御てうどどもも、あるべきさまにてみだりがはしからず、わきていみじからぬものなりとも、うたてげにとりなすこと候はで、心ばかりにもとゝのへ、はかなうもてならす扇のひとつも、見所あるやうにしてもたせたまひ候べく候。
中々にぎはゝ敷、ゆたかなる人のあたりは、よのきらにもてなされて、なんにも覺えぬこと有げに候。
その御身などにはけぢめありぬべく候へば、ことふれ*「ことふり」か.
すたれず、なさけふかきやうによういして、「その人のまへは心にくゝ。」などいはれさせたまひ候べく候。
かく申候へばとて、よろづにそみ返り、物めでするさまにもて出て、「えんある氣色あるさま人にみえん。」などは、おぼしめし候まじく候。

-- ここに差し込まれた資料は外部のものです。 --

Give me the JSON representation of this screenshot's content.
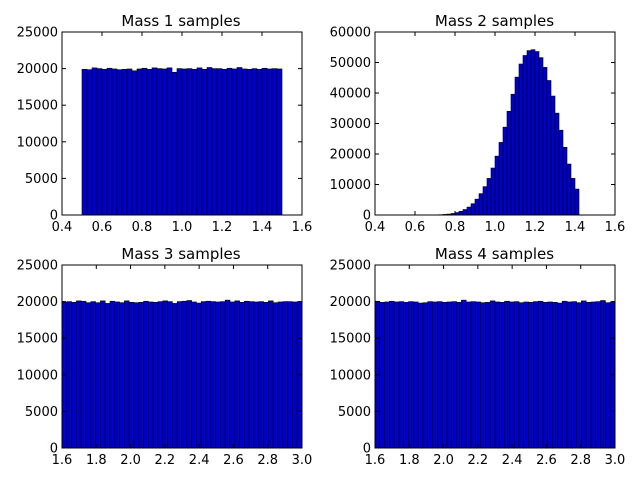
{
  "colors": {
    "bar_fill": "#0000cc",
    "bar_edge": "#000000",
    "background": "#ffffff"
  },
  "chart_data": [
    {
      "type": "bar",
      "title": "Mass 1 samples",
      "xlim": [
        0.4,
        1.6
      ],
      "ylim": [
        0,
        25000
      ],
      "xticks": [
        "0.4",
        "0.6",
        "0.8",
        "1.0",
        "1.2",
        "1.4",
        "1.6"
      ],
      "yticks": [
        "0",
        "5000",
        "10000",
        "15000",
        "20000",
        "25000"
      ],
      "bin_edges_range": [
        0.5,
        1.5
      ],
      "values": [
        19900,
        19850,
        20100,
        20000,
        19900,
        20050,
        19950,
        19850,
        19900,
        19950,
        19700,
        19950,
        20050,
        19900,
        20100,
        20000,
        19950,
        20100,
        19500,
        20000,
        19950,
        20000,
        19900,
        20100,
        19900,
        20150,
        20000,
        20000,
        19900,
        20050,
        19950,
        20150,
        19950,
        19900,
        20000,
        19900,
        20050,
        19950,
        20000,
        19950
      ]
    },
    {
      "type": "bar",
      "title": "Mass 2 samples",
      "xlim": [
        0.4,
        1.6
      ],
      "ylim": [
        0,
        60000
      ],
      "xticks": [
        "0.4",
        "0.6",
        "0.8",
        "1.0",
        "1.2",
        "1.4",
        "1.6"
      ],
      "yticks": [
        "0",
        "10000",
        "20000",
        "30000",
        "40000",
        "50000",
        "60000"
      ],
      "bin_edges_range": [
        0.4,
        1.5
      ],
      "values": [
        0,
        0,
        0,
        0,
        0,
        0,
        0,
        0,
        0,
        0,
        0,
        0,
        0,
        0,
        0,
        0,
        100,
        200,
        300,
        500,
        800,
        1200,
        1800,
        2600,
        3700,
        5200,
        7000,
        9300,
        12000,
        15400,
        19300,
        23800,
        28800,
        34000,
        39600,
        45200,
        49500,
        52300,
        53900,
        54200,
        53600,
        51600,
        48400,
        44100,
        39000,
        33400,
        27800,
        22200,
        16700,
        12000,
        8500,
        0,
        0,
        0,
        0
      ]
    },
    {
      "type": "bar",
      "title": "Mass 3 samples",
      "xlim": [
        1.6,
        3.0
      ],
      "ylim": [
        0,
        25000
      ],
      "xticks": [
        "1.6",
        "1.8",
        "2.0",
        "2.2",
        "2.4",
        "2.6",
        "2.8",
        "3.0"
      ],
      "yticks": [
        "0",
        "5000",
        "10000",
        "15000",
        "20000",
        "25000"
      ],
      "bin_edges_range": [
        1.6,
        3.0
      ],
      "values": [
        19900,
        20000,
        19900,
        20100,
        20050,
        19850,
        20000,
        19850,
        20100,
        19750,
        20050,
        19950,
        19850,
        20100,
        19900,
        19850,
        19900,
        20050,
        19950,
        19900,
        20000,
        20100,
        20000,
        19750,
        20000,
        20050,
        20150,
        19950,
        19800,
        20000,
        20050,
        20000,
        19950,
        20000,
        20200,
        19950,
        20100,
        19900,
        20050,
        20000,
        19950,
        20000,
        19900,
        20100,
        19850,
        19950,
        20000,
        20000,
        19950,
        20000
      ]
    },
    {
      "type": "bar",
      "title": "Mass 4 samples",
      "xlim": [
        1.6,
        3.0
      ],
      "ylim": [
        0,
        25000
      ],
      "xticks": [
        "1.6",
        "1.8",
        "2.0",
        "2.2",
        "2.4",
        "2.6",
        "2.8",
        "3.0"
      ],
      "yticks": [
        "0",
        "5000",
        "10000",
        "15000",
        "20000",
        "25000"
      ],
      "bin_edges_range": [
        1.6,
        3.0
      ],
      "values": [
        20050,
        19900,
        19950,
        20050,
        19950,
        20000,
        19900,
        20000,
        19950,
        19800,
        19850,
        20000,
        19950,
        20000,
        19900,
        19950,
        20000,
        19900,
        20200,
        19950,
        20000,
        19950,
        19850,
        19900,
        20100,
        19950,
        19900,
        20050,
        19950,
        20000,
        19850,
        19950,
        19900,
        20000,
        20050,
        19900,
        19950,
        19900,
        19800,
        20050,
        19950,
        20000,
        19850,
        20100,
        19900,
        19950,
        20000,
        20150,
        19850,
        19950
      ]
    }
  ]
}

はな〴〵とあいぎやうづき、けぢかきもてなしの過候ぬれば、なにわざにつけてもなんになることにて候。
「月も秋のさやかなるかげよりも、冬、霜夜にさえわたりて、氷にまがふ色は、心にしめられ、春の花、秋のもみぢのはえ〴〵しき色よりも、霜がれのせんざいのそこはかとなくかれ行て、『たれにとはまし秋の名殘を』と、さながら雪のしたにうづもれて、心ぐるしげなるかれ野などのわきてあはれにおぼえ候心ならひに、花の色、秋のもみぢをも、人にたがひて、すさめたる御氣色見えさせ給はずとも、ことにふれてけはやからず、物あはれなるかたに御心とゞめて、このませおはしまし候へ。」とおもひまゐらせ候。
ものの色あひもはれ〴〵とうつくしく、たつた姫のにしきをそめかさね、花のたもとをたちそへ、にぎはゝしく、
「『あな、けざやか。』など、めにたつていには。」とて、
うは邊は、をりにつけ時にしたがふやうに候とも、御心のうちには、ものさび、あひなきかたによりて、おほどかなるさまをしめさせ給ひ候べく候。